Factor 3x^2-11x+10 and 2t^3-8t?
well 6+5 = 11 so work with 2*3 and 5
(3x - 5)(x - 2)
2t^3-8t
take 2 t out first
2t(t^2 - 4)
now you have the difference of two squares on the right
2 t (t-2)(t+2)
thank you very much (:
To factor the expression 3x^2 - 11x + 10, we need to find two binomials whose product gives us this expression. We can use the factoring method known as "AC Method" or "Splitting the Middle Term."
The general form of a quadratic expression is ax^2 + bx + c. In this case, a = 3, b = -11, and c = 10. We need to find two numbers whose product is ac (3*10 = 30) and whose sum is b (-11).
The numbers that satisfy this condition are -6 and -5 because (-6) * (-5) = 30 and (-6) + (-5) = -11.
Next, we rewrite the middle term (-11x) as the sum of these two terms:
3x^2 - 6x - 5x + 10.
Now, we can factor by grouping:
(3x^2 - 6x) + (-5x + 10).
From the first group, we can factor out 3x:
3x(x - 2).
From the second group, we can factor out -5:
-5(x - 2).
Combining these factors, we have:
3x(x - 2) - 5(x - 2).
Notice that we now have a common factor of (x - 2).
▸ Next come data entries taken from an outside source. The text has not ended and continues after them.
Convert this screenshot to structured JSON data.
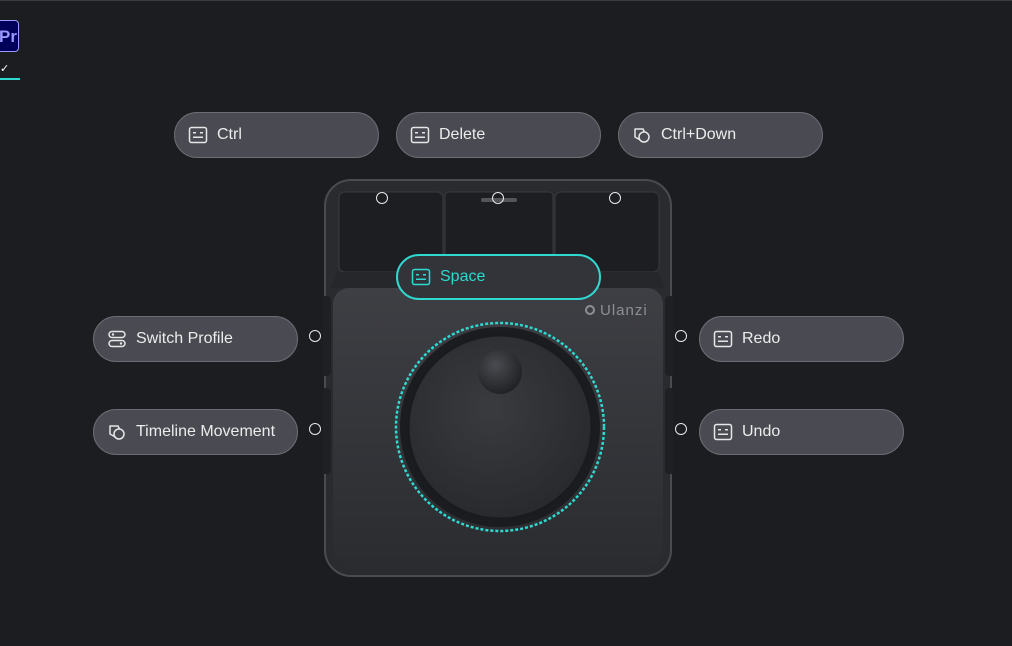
{
  "app_tab": {
    "badge": "Pr",
    "check": "✓"
  },
  "brand": "Ulanzi",
  "keys": {
    "top_left": {
      "label": "Ctrl",
      "icon": "key-icon"
    },
    "top_middle": {
      "label": "Delete",
      "icon": "key-icon"
    },
    "top_right": {
      "label": "Ctrl+Down",
      "icon": "multi-action-icon"
    },
    "front": {
      "label": "Space",
      "icon": "key-icon",
      "active": true
    },
    "left_upper": {
      "label": "Switch Profile",
      "icon": "profile-switch-icon"
    },
    "left_lower": {
      "label": "Timeline Movement",
      "icon": "multi-action-icon"
    },
    "right_upper": {
      "label": "Redo",
      "icon": "key-icon"
    },
    "right_lower": {
      "label": "Undo",
      "icon": "key-icon"
    }
  },
  "colors": {
    "accent": "#2ed9d0",
    "background": "#1c1d21",
    "pill": "#4a4b52"
  }
}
We can factor it out:
(x - 2)(3x - 5).
Therefore, the factored form of 3x^2 - 11x + 10 is (x - 2)(3x - 5).
To factor the expression 2t^3 - 8t, we can first factor out the greatest common factor (GCF), which, in this case, is 2t:
2t(t^2 - 4).
Now we have the expression 2t multiplied by the difference of squares, t^2 - 4. The difference of squares can be further factored as follows:
2t(t + 2)(t - 2).
Therefore, the factored form of 2t^3 - 8t is 2t(t + 2)(t - 2).